An unassuming master tailor must outwit the local mob in The Outfit.
On a dark, chilly Chicago evening in the winter of 1956, Leonard (Mark Rylance) is hard at work at the back of his upscale men’s shop. He and his starry-eyed receptionist Mable (Zoey Deutch) cater to customers looking for the finest in handcrafted men’s couture. Among their best-paying clientele are several well-dressed members of the local neighborhood mafia who’ve “convinced” Leonard to let them use his shop as a stash house. Their impromptu partnership keeps the quiet, reserved shopkeeper in a state of continual anxiety, and he wants out. Tonight may be the chance that he’s been waiting for, or it may just turn out to be his last.
If you ever wanted to know what a play on film feels like, this would be the perfect example, except for the fact that it was never a play. First-time director and cowriter Graham Moore offers a taut crime drama that squeezes every ounce of ambience from its seemingly limited surroundings. The entire film takes place at Leonard’s store, mainly in its hyper-immersive back room. I believe that there are, in total, nine characters with the focus heavily weighted toward just five key players. You get to know them all quite well by the end.
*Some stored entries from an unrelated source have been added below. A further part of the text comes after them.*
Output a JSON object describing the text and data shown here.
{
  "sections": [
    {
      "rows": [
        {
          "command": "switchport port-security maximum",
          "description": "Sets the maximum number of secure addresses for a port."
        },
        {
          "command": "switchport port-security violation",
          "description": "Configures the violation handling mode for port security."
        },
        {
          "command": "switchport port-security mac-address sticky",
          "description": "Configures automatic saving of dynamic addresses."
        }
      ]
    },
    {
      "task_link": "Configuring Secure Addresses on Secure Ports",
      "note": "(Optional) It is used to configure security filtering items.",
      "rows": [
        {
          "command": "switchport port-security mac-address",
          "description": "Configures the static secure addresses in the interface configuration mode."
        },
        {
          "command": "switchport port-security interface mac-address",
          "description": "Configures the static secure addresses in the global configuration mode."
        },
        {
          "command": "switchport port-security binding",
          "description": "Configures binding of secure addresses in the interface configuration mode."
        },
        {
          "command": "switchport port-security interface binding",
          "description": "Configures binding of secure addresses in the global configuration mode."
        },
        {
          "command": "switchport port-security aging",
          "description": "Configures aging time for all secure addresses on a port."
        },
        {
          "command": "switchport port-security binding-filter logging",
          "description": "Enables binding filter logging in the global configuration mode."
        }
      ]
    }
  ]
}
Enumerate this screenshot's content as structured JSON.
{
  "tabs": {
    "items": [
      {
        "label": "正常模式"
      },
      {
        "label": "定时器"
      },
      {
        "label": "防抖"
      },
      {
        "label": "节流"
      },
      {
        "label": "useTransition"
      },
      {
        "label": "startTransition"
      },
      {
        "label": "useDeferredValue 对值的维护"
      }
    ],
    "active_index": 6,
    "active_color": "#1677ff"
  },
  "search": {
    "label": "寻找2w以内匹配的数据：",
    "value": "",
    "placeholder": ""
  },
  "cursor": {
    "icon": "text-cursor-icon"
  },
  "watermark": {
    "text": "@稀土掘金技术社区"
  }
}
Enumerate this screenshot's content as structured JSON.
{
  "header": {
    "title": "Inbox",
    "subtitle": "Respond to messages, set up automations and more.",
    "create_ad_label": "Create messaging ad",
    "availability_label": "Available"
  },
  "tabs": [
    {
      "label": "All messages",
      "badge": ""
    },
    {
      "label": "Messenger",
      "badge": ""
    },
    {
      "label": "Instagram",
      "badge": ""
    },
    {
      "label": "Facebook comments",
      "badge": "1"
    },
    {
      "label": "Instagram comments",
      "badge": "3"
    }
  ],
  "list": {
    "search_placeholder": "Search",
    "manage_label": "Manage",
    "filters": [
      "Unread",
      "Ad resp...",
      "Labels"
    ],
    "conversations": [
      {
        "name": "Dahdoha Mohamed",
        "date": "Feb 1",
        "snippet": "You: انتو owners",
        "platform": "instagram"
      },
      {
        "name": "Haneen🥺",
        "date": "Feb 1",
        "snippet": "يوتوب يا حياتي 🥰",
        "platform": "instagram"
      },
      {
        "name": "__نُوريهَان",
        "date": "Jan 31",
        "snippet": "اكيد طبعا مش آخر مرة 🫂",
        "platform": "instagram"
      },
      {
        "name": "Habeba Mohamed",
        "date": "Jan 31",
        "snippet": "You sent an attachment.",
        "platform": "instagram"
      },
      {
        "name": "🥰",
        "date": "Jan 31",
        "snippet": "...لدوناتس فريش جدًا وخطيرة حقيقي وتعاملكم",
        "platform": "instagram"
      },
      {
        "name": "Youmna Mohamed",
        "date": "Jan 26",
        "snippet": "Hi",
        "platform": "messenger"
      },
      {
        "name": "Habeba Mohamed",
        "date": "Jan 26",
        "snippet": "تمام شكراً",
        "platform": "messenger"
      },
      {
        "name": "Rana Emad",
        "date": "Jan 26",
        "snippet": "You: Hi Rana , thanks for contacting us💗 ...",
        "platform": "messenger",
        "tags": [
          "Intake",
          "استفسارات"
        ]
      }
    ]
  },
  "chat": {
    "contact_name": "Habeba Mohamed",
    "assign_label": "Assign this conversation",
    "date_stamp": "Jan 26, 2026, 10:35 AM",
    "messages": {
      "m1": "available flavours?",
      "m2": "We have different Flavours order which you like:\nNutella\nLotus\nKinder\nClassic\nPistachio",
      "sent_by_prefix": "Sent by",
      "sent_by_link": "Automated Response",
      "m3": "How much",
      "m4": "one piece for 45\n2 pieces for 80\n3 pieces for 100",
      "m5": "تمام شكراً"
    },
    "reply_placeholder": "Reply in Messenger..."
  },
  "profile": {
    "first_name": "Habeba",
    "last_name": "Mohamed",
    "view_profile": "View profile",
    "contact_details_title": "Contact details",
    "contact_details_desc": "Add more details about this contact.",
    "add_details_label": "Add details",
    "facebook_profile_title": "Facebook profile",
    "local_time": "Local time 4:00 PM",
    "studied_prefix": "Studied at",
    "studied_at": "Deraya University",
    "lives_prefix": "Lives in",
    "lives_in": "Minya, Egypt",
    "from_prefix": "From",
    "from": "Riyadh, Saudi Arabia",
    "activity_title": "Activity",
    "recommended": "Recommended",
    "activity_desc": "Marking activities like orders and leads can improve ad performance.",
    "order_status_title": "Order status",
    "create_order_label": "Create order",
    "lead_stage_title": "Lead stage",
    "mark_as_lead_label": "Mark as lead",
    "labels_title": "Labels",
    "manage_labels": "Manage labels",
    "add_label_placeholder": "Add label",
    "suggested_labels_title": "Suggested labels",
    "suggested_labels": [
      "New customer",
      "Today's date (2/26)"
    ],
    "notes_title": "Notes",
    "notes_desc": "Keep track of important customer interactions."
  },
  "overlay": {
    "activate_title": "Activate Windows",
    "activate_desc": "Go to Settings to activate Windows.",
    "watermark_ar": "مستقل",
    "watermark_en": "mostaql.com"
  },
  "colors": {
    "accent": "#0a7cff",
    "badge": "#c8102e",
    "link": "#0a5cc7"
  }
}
At the helm is Rylance, who turns in another remarkable performance. You can sense every measured emotion that his put-upon character experiences, no matter how big or small. His work, combined with the stunning set pieces, envelops you fully in the claustrophobic world that Moore wants you to inhabit. The look and feel keep you front and center on everything that transpires. Every new character adds to the story’s embrace. You can smell the fabrics, the chalk and the polish on the varied wood surfaces. You also feel the coldness of Leonard’s beloved steel sheers. It reminded me, quite often, of Alfred Hitchcock‘s 1948 psychological masterpiece Rope. Small praise? I think not.
This is not your typical shoot-’em-up mobster tale. Nearly all of the tension comes from the characters’ ever-deepening conversations. Each new statement brings with it another layer that takes you further down the path of no return. It’s a trail that you’re giddy to traverse along with the characters. You want more, and the story is happy to oblige.
The singular hurdle keeping this from being a five-star film is that Moore pushed the story just a bit past the breaking point by going one scene too far. It doesn’t ruin the experience, but it did feel unnecessary and out of touch with the rest of the material. This minor misstep aside, I’ll be looking forward to Moore’s next project with much anticipation. You should, too, but only after you’ve spent a night with Leonard and the rest of his colorful associates.